据说,圣人生而知之,安而行之。我不是圣人,但在我出生那天,我就开始记事了。

我记得天空的蓝、河水的绿、土地的黄,我记得初日的朦胧、晚霞的绚烂、云气的翻涌,我记得**的香甜、抚慰的温柔、笑容的宠溺。

拥有婴孩记忆这件事带给我的绝不仅仅是美好,我越来越羡慕那些拥有蒙昧童年的“正常人”,因为遗忘,很多时候也是一种保护。

因为,我记得的还有,父亲失望的眼神。

他为我如此平凡而感到震惊,甚至有些屈辱。虽然通过体质监测,他已经明白了我有着与地球人相同的肉身凡胎,但父亲不愿意相信。他不顾母亲的反对,把我从天上丢下,看我能否飞行,只是在我即将坠地的前一秒才把我救下,他还用短剑、腐蚀性液体、强重力、极寒酷热试验过我,并同以往一样,在最后一刻救下我的性命。

终于,他放弃了,离开我和母亲,出去流浪了。虽然母亲有些黯然神伤,但我却得到了莫大的快乐,我的成长速度出乎母亲的预料,在父亲离开第二天就开口讲话,下地走路,母亲说我眼中闪着想要了解整个世界的光芒,于是她开始教我读书识字,那些佶屈聱牙的典籍,我只要看过一遍就能一字不差地背下来,这令母亲又惊又喜。很快,我结束了经史的学习,开始看各式各样的杂书,母亲也开始教我作文。
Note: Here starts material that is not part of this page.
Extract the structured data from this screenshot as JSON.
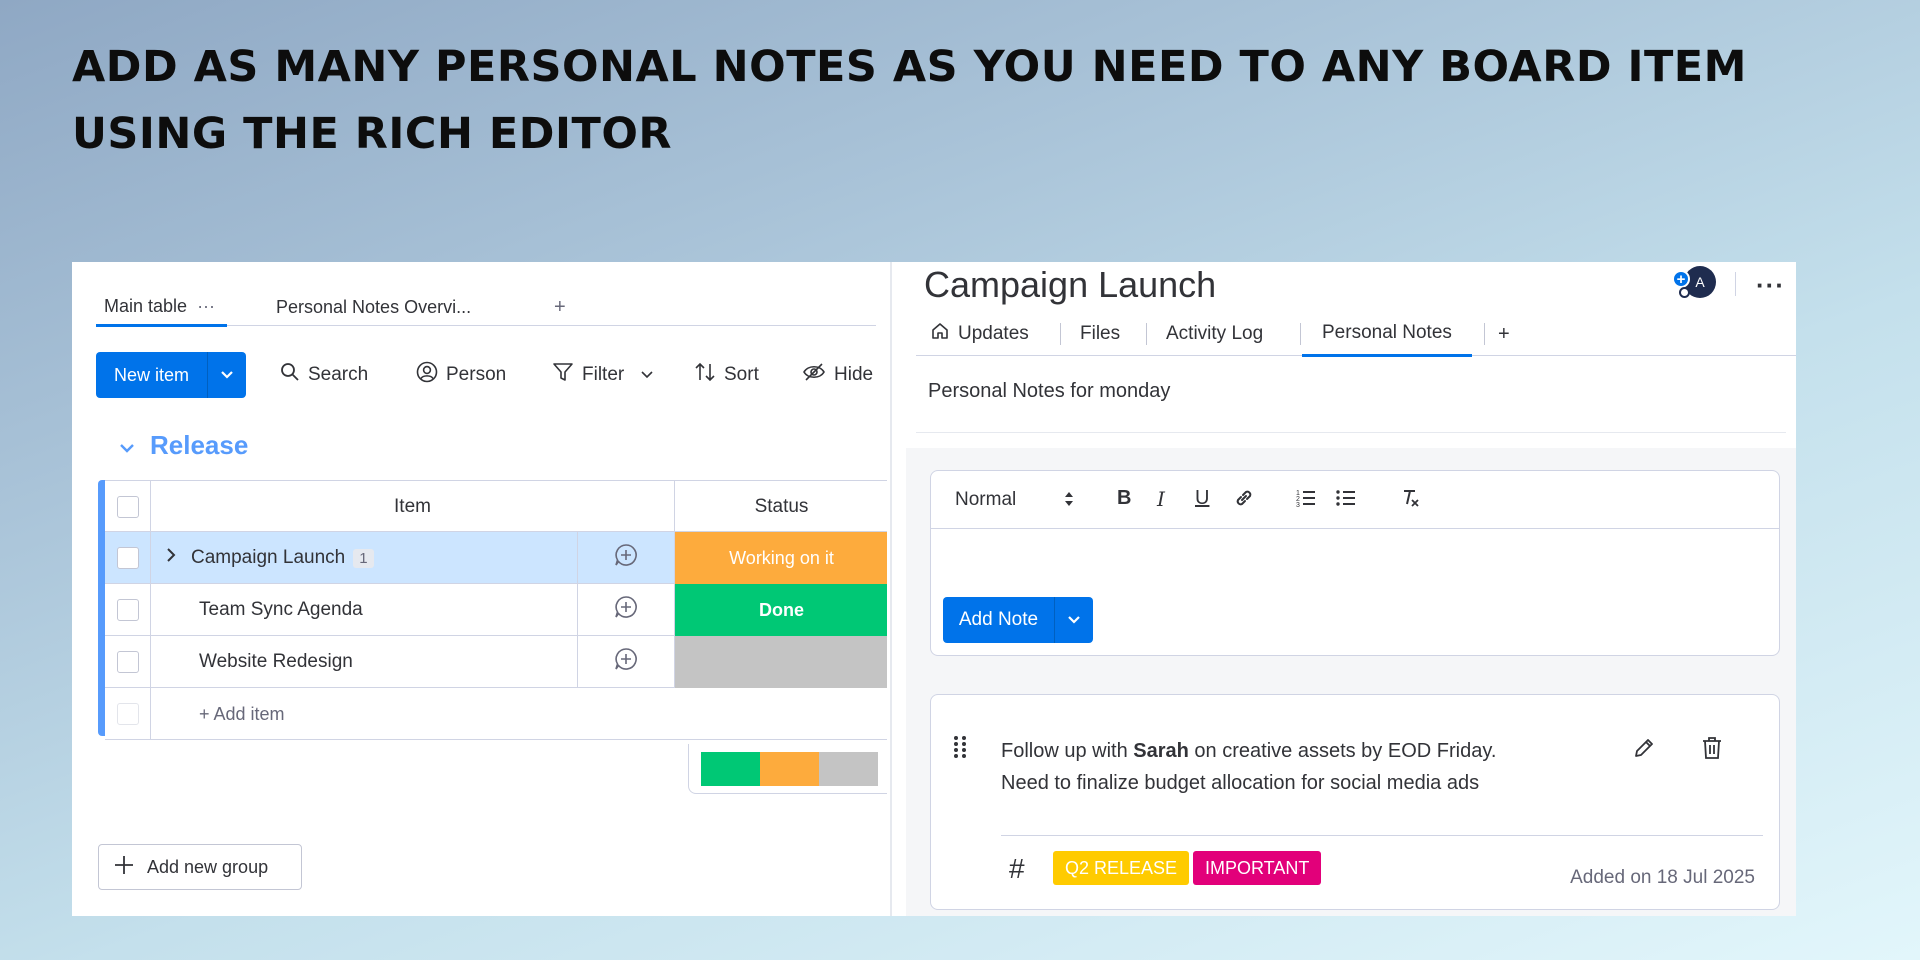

养育我成为母亲生活的重心,我也很享受这种感觉,但我慢慢地发现了一些不一样的东西。我经常会陷入莫名的恍惚中,察觉到在或近或远的地方存在着一团团特异的能量,那些能量团或大或小,并且会随着时间的变化增大或缩小,这些能量团在大可国的并不多,主要集中在南封城边的浩荡山上。

我看不清楚那些能量团的面貌,也听不清楚他们的声音,但我能够感觉到他们的行动,有时候,我甚至觉得自己感受到了他们的情绪。

但是,最吸引我的,还是来自浩瀚太空中的种种异能,他们由于距离太远而显得暗淡、渺小,就像天边的星星一样。但是我慢慢地理解到,一旦他们靠近了,他们的能量该多么庞大。

其中,有一团熟悉的能量特别吸引我,我花费了半个月时间才确认了,那就是父亲。后来,观察那个熟悉的陌生人成为我闲暇生活的一个爱好。那人流浪在星星之间,很少停歇,我甚至战栗着想到,自己的出生,可能也不过是他一次流浪的结果。

这使我有些恨母亲。母亲体会到了这种对她来说委屈的恨意,但是她用巨大的包容和更加温和的关怀化解了我的每一丝仇恨。

有一天,我从纷杂的梦境中解脱,却发现父亲的能量团已经近在咫尺——相比浩瀚的天空,大可国任何地方离我都是咫尺之遥——我惊讶于父亲的能量团之庞大,他使大可国所有已有的特异能力者都黯然失色,不得不说,除了震撼,这多少给我带来了一丝虚荣感。

我甚至有些期待着父亲的归来。

但父亲并没有回来,他在一个地方待了一个月,我知道他一定和什么人在一起,但我感觉不到那个人的存在,这使我又开始变得焦躁不安。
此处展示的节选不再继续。